310     For \var{order}=1 and \var{order}=2
311     \finleyelement{Hex8} and
312     \finleyelement{Hex20} are used, respectively.
313     In the case of \var{useElementsOnFace}=\False,
314     \finleyelement{Rec4} and
315     \finleyelement{Rec8} are used to subdivide the faces of the brick, respectively.
316     In the case of \var{useElementsOnFace}=\True (this option should be used if gradients
317     are calculated on domain faces),
318     \finleyelement{Hex8Face} and
319     \finleyelement{Hex20Face} are used on the brick faces, respectively.

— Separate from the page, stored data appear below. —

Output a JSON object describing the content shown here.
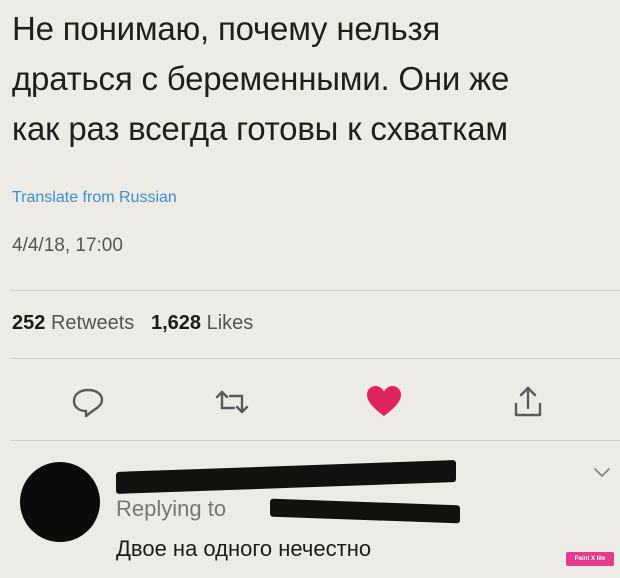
{
  "tweet": {
    "lines": [
      "Не понимаю, почему нельзя",
      "драться с беременными. Они же",
      "как раз всегда готовы к схваткам"
    ],
    "translate_label": "Translate from Russian",
    "timestamp": "4/4/18, 17:00"
  },
  "stats": {
    "retweets_count": "252",
    "retweets_label": "Retweets",
    "likes_count": "1,628",
    "likes_label": "Likes"
  },
  "actions": {
    "reply_icon": "reply-icon",
    "retweet_icon": "retweet-icon",
    "like_icon": "heart-icon",
    "share_icon": "share-icon",
    "like_color": "#e0245e"
  },
  "reply": {
    "replying_label": "Replying to",
    "text": "Двое на одного нечестно"
  },
  "watermark": {
    "text": "Paint X lite"
  }
}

320     If \var{integrationOrder} is positive, a numerical integration scheme
321     chosen which is accurate on each element up to a polynomial of
322     degree \var{integrationOrder} \index{integration order}. Otherwise
323     an appropriate integration order is chosen independently. If
324     \var{periodic0}=\True, periodic boundary conditions \index{periodic boundary conditions}
325     along the $x_0$-directions are enforced. That means when for any solution of a PDE solved by \finley
326     the value on the plane $x_0=0$ will be identical to the values on $x_0=\var{l0}$. Correspondingly,
327     \var{periodic1}=\False and \var{periodic2}=\False sets periodic boundary conditions
328     in $x_1$-direction and $x_2$-direction, respectively.
329     \end{funcdesc}
330    
331     \begin{funcdesc}{GlueFaces}{meshList,safetyFactor=0.2,tolerance=1.e-13}
332     Generates a new \Domain object from the list \var{mehList} of \finley meshes.
333     Nodes in face elements whose difference of coordinates is less then \var{tolerance} times the
334     diameter of the domain are merged. The corresponding face elements are removed from the mesh.
335    
336     TODO: explain \var{safetyFactor} and show an example.
337     \end{funcdesc}
338    
339     \begin{funcdesc}{JoinFaces}{meshList,safetyFactor=0.2,tolerance=1.e-13}
340     Generates a new \Domain object from the list \var{mehList} of \finley meshes.
341     Face elements whose nodes coordinates have difference is less then \var{tolerance} times the
342     diameter of the domain are combined to form a contact element \index{element!contact}
343     The corresponding face elements are removed from the mesh.
344    
345     TODO: explain \var{safetyFactor} and show an example.